On May 24, 2011, Johnson filed a complaint in the Montgomery Circuit Court against the defendants, alleging that the defendants had “deliberately placed him in a very dangerous situation” and that the circumstances of his house arrest constituted a “clear violation of [his] right against cruel and unusual punishment as guaranteed pursuant to Article I, Section 15, of the Alabama Constitution of 1901, and the 8th and 14th Amendment[s] to the United States Constitution.” Also on May 24, 2011, Johnson filed in the circuit court an affidavit of substantial hardship, requesting that the initial docket fee be waived. Johnson argues that the circuit court never approved his affidavit of substantial hardship.
On November 16, 2011, the circuit court ordered a nonjury trial to be held on January 24, 2012. Johnson filed a second affidavit of substantial hardship in December 2011. On January 23, 2012, the defendants filed a motion to dismiss the complaint or, in the alternative, for a summary judgment. The circuit court granted the defendants' motion on January 24, 2012, and dismissed Johnson's complaint.

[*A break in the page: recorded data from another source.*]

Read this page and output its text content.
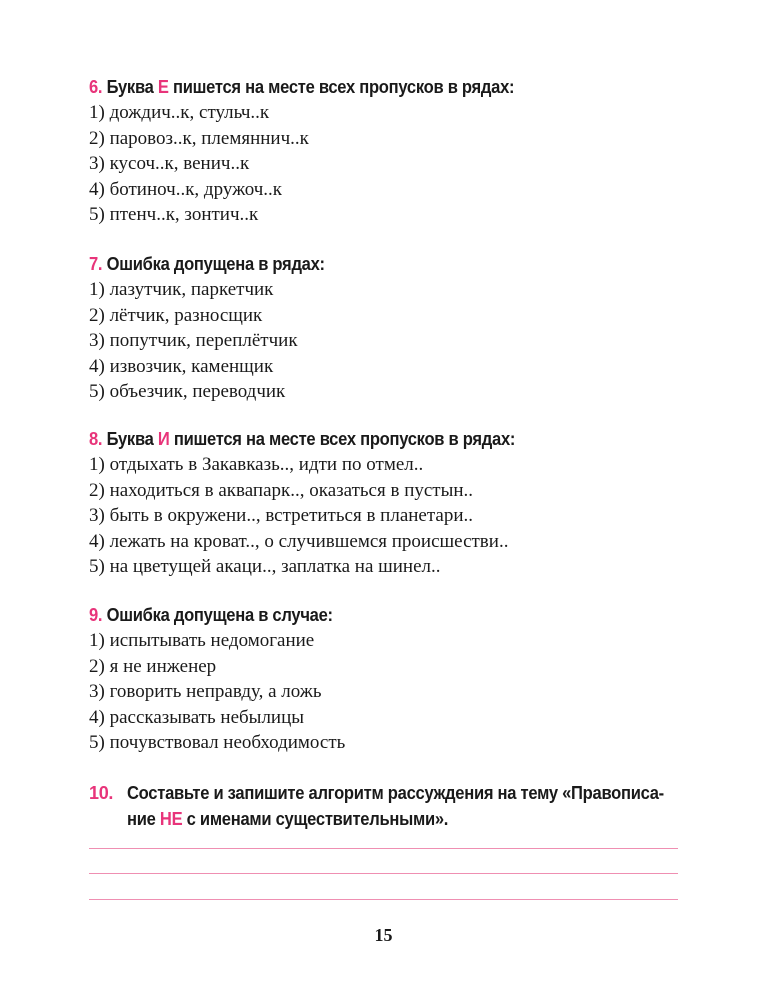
6. Буква Е пишется на месте всех пропусков в рядах:
1) дождич..к, стульч..к
2) паровоз..к, племяннич..к
3) кусоч..к, венич..к
4) ботиноч..к, дружоч..к
5) птенч..к, зонтич..к
7. Ошибка допущена в рядах:
1) лазутчик, паркетчик
2) лётчик, разносщик
3) попутчик, переплётчик
4) извозчик, каменщик
5) объезчик, переводчик
8. Буква И пишется на месте всех пропусков в рядах:
1) отдыхать в Закавказь.., идти по отмел..
2) находиться в аквапарк.., оказаться в пустын..
3) быть в окружени.., встретиться в планетари..
4) лежать на кроват.., о случившемся происшестви..
5) на цветущей акаци.., заплатка на шинел..
9. Ошибка допущена в случае:
1) испытывать недомогание
2) я не инженер
3) говорить неправду, а ложь
4) рассказывать небылицы
5) почувствовал необходимость
10. Составьте и запишите алгоритм рассуждения на тему «Правописа-
ние НЕ с именами существительными».
15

Johnson has appealed the circuit court's judgment of dismissal, arguing, in pertinent part, that the circuit court never acquired jurisdiction over his case because he did not pay the necessary filing fee and the circuit court never approved either of the affidavits of substantial hardship he had filed. It is well established that “ ‘[t]he payment of a filing fee or the filing of a court-approved verified statement of substantial hardship is a jurisdictional prerequisite to the commencement of an action.’ ” Odom v. Odom, 89 So.3d 121, 122 (Ala.Civ.App.2011) (quoting Vann v. Cook, 989 So.2d 556, 559 (Ala.Civ.App.2008), citing in turn De–Gas, Inc. v. Midland Res., 470 So.2d 1218, 1222 (Ala.1985)). See also Ex parte Carter, 807 So.2d 534, 536 (Ala.2001) (“[T]he circuit court never had jurisdiction to consider Carter's Rule 32[, Ala. R.Crim. P.,] petition, because it did not collect a filing fee or approve Carter's affidavit of substantial hardship at the time the petition was filed.”).
The record in this case indicates that Johnson filed two affidavits of substantial hardship—one in May 2011 and another in December 2011. However, nothing in the record indicates that the circuit court approved either of Johnson's affidavits or that Johnson ever paid the required filing fee. Indeed, the State is, in fact, silent on this issue.
Thus, for all that appears, the jurisdictional prerequisite of the payment of the filing fee or the filing of a court-approved verified statement of substantial hardship was not met in this case. We must conclude, therefore, that the circuit court did not have jurisdiction to enter its judgment dismissing Johnson's complaint; thus, that judgment is void. See Odom, supra. “[B]ecause a void judgment will not support an appeal, we vacate the trial court's judgment and dismiss the appeal.” Hunt Transition & Inaugural Fund, Inc. v. Grenier, 782 So.2d 270, 274 (Ala.2000).
Our decision that the circuit court did not have jurisdiction to enter its judgment pretermits consideration of Johnson's argument that the circuit court exceeded its discretion in dismissing his case before he had a chance to respond to the defendants' motion to dismiss.
JUDGMENT VACATED; APPEAL DISMISSED.
MALONE, C.J., and BOLIN, MURDOCK, and MAIN, JJ., concur.